US defence officials have said Indian Sukhoi-30, MiG-27 and older MiG-21 jets, some armed with Russian-made AA-10 air-to-air missiles, got the best of F-15Cs based in Alaska.

Hornburg said in an interview with military writers that the air manoeuvres emphasised his service’s push for expensive, stealthy new F/A-22 “Raptors” being built by Lockheed Martin Corp. and F-35 joint strike fighters being designed by Lockheed with inputs from allies.

He declined to discuss classified results of the exercise but said: “Something like Cope India, when we find that some of our advantages aren’t as great as we thought they might be, leads me to remind people that we need to modernise our air-to-air capability.”

In Delhi, an IAF official said: “We have appreciated the compliments but we are being pragmatic. We have no doubt about the technological superiority of the US Air Force. The exercise in Gwalior was a low-level one and involved conventional fighter tactics.”

The US had sent five F-15C Eagles — air superiority fighters — and 130 airmen to participate in the exercise, the first involving fighters of the IAF and the USAF since Exercise Shiksha in 1963.

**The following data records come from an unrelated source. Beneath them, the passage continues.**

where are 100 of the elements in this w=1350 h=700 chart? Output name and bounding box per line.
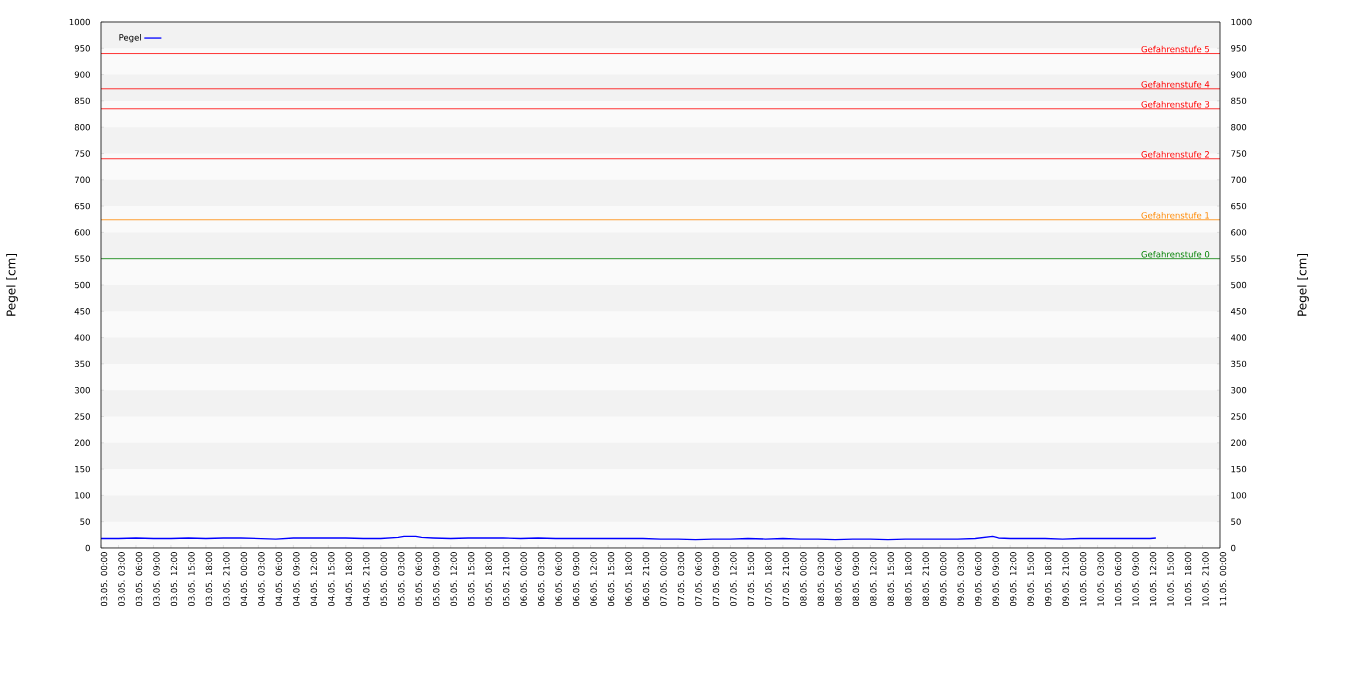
x-tick-label: 06.05. 06:00 — [555, 552, 562, 607]
ref-line-label: Gefahrenstufe 5 — [1141, 45, 1210, 53]
x-tick-label: 10.05. 03:00 — [1097, 552, 1104, 606]
x-tick-label: 06.05. 21:00 — [642, 552, 650, 607]
x-tick-label: 04.05. 21:00 — [363, 552, 370, 607]
x-tick-label: 07.05. 18:00 — [765, 552, 772, 607]
x-tick-label: 10.05. 06:00 — [1114, 552, 1122, 606]
y-tick-label: 400 — [74, 334, 90, 341]
y-tick-label: 200 — [74, 439, 90, 447]
x-tick-label: 10.05. 12:00 — [1149, 552, 1157, 606]
x-tick-label: 08.05. 15:00 — [887, 552, 895, 607]
y2-tick-label: 350 — [1231, 360, 1247, 368]
x-tick-label: 04.05. 18:00 — [345, 552, 353, 607]
y2-tick-label: 700 — [1231, 176, 1247, 184]
y2-tick-label: 50 — [1231, 518, 1241, 525]
x-tick-label: 09.05. 18:00 — [1044, 552, 1052, 607]
x-tick-label: 09.05. 09:00 — [992, 552, 999, 607]
x-tick-label: 06.05. 18:00 — [625, 552, 632, 607]
x-tick-label: 04.05. 00:00 — [240, 552, 248, 607]
y-tick-label: 850 — [74, 97, 90, 105]
y2-tick-label: 400 — [1230, 334, 1247, 341]
x-tick-label: 07.05. 03:00 — [677, 552, 685, 607]
x-tick-label: 06.05. 12:00 — [590, 552, 597, 607]
ref-line-label: Gefahrenstufe 1 — [1141, 211, 1210, 219]
x-tick-label: 04.05. 09:00 — [293, 552, 300, 607]
y2-tick-label: 200 — [1231, 439, 1247, 446]
y-tick-label: 150 — [75, 465, 90, 473]
x-tick-label: 07.05. 21:00 — [782, 552, 790, 607]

IAF sources said the Gwalior exercise involved two days of familiarisation flying, following which the aircraft engaged in three kinds of exercises: air offensive operations (including ground attack), protection of high-value aerial assets (like transporters and refuellers) and interception (part of air defence operations).

US fighters were never put in a direct and even face-off with IAF fighters during the exercises. Also, the IAF enjoyed superiority in numbers.

The USAF had had very little experience with aircraft like the Su-30 before. For the IAF, it was an opportunity to observe the F-15C, which are operated by the Pakistan Air Force.

One of the reasons the IAF is taking the praise lightly is that the exercise did not involve use of sophisticated technology.

“I think the US participants would have been a little surprised by the flying skill of our pilots,” the officer said. “But we are aware that their armaments and avionics are much superior.”

The officer said the exercise did not cover such aspects of modern air warfare as Beyond Visual Range flying and firing.